Air ventilation is often the first thought when considering formalin safety, but what is the protocol for liquid spills? Even the most steady-handed pathologist can encounter accidental spills. Skin contact with the spill can result in allergic reactions, blistering, and hives among other symptoms. If skin does come in contact, immediately rinse with water and a mild detergent for a minimum of 15 minutes. If irritation persists, seek medical attention right away. It is critical for every facility to have a clearly communicated process for hazardous material spills.
Depending on the severity of the spill, it may be acceptable for laboratory personnel to clean up the spillage. Appropriate training should be provided prior to beginning work in the facility. It is important to note that protective gear should be worn at all times including eyewear and gloves. According to the OSHA, water spray may be used to help reduce the vapors released. If the spill is fairly small, paper towels may be used for absorption and then placed in a marked sealed bag. A spill kit should be easily accessible for larger, yet still manageable spills, which contains items such as a neutralizer and a marked hazardous waste bag. The neutralizer can simply be spread onto the formalin to quickly soak up the moisture. Ensure that disposal of any material is compliant with the facility’s procedures, as well as state and federal measures. Before returning to work after a spill, any contaminated equipment should be thoroughly cleaned.
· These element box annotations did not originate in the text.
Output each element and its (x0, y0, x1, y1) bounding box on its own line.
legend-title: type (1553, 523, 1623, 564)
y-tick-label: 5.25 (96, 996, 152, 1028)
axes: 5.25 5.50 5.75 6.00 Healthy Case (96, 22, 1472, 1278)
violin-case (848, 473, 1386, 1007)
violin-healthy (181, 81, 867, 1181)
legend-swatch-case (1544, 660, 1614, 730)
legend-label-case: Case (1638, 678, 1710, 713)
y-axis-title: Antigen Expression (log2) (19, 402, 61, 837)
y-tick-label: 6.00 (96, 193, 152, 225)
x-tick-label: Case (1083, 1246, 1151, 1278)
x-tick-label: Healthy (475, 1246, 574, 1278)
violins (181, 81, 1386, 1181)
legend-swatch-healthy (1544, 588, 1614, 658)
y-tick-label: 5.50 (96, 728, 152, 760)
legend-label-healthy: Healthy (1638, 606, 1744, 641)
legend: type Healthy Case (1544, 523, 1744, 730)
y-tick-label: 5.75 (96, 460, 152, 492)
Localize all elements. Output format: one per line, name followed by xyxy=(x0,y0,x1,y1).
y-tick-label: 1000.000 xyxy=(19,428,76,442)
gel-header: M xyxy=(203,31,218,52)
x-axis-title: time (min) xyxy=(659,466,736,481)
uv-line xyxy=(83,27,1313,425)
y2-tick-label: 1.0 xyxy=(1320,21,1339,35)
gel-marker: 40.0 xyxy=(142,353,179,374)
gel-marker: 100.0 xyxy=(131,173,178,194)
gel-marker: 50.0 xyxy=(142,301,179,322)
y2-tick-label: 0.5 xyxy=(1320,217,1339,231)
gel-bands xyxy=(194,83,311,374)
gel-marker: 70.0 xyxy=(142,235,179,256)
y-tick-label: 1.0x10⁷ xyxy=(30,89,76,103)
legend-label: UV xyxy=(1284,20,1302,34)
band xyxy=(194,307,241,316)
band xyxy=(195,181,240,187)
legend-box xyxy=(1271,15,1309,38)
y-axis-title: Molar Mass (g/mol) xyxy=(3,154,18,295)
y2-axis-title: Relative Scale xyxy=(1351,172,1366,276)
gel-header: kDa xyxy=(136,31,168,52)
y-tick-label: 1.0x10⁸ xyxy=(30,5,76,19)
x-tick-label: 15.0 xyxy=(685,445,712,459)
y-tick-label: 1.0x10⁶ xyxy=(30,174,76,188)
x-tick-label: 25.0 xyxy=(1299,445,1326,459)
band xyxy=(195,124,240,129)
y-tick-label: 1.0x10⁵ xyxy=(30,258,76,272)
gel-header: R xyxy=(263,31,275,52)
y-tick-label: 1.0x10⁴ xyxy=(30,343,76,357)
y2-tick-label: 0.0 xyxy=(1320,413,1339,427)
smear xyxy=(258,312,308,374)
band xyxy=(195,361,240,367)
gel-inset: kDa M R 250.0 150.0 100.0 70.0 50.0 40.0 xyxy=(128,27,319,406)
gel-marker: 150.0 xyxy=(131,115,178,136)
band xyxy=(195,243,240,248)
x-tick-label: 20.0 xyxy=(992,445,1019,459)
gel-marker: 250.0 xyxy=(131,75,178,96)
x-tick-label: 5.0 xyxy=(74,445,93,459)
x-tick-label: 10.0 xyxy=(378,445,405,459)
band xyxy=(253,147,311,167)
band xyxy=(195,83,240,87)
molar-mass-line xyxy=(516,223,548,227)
If a spill can be considered major, the area should be evacuated and the associated hazardous spill team should be contacted immediately. If possible, a designated person should extinguish any open flames in the area. Not sure what is considered a major spill? The University of Rochester produced a clear and concise table to clarify:
The majority of formalin spills can be prevented by keeping the work area organized and clear of clutter. To reduce the risk of accidents, store formalin in air-tight containers and keep specimen containers in secondary containment bins. A specified procedure should be adhered to for any transferring of formalin.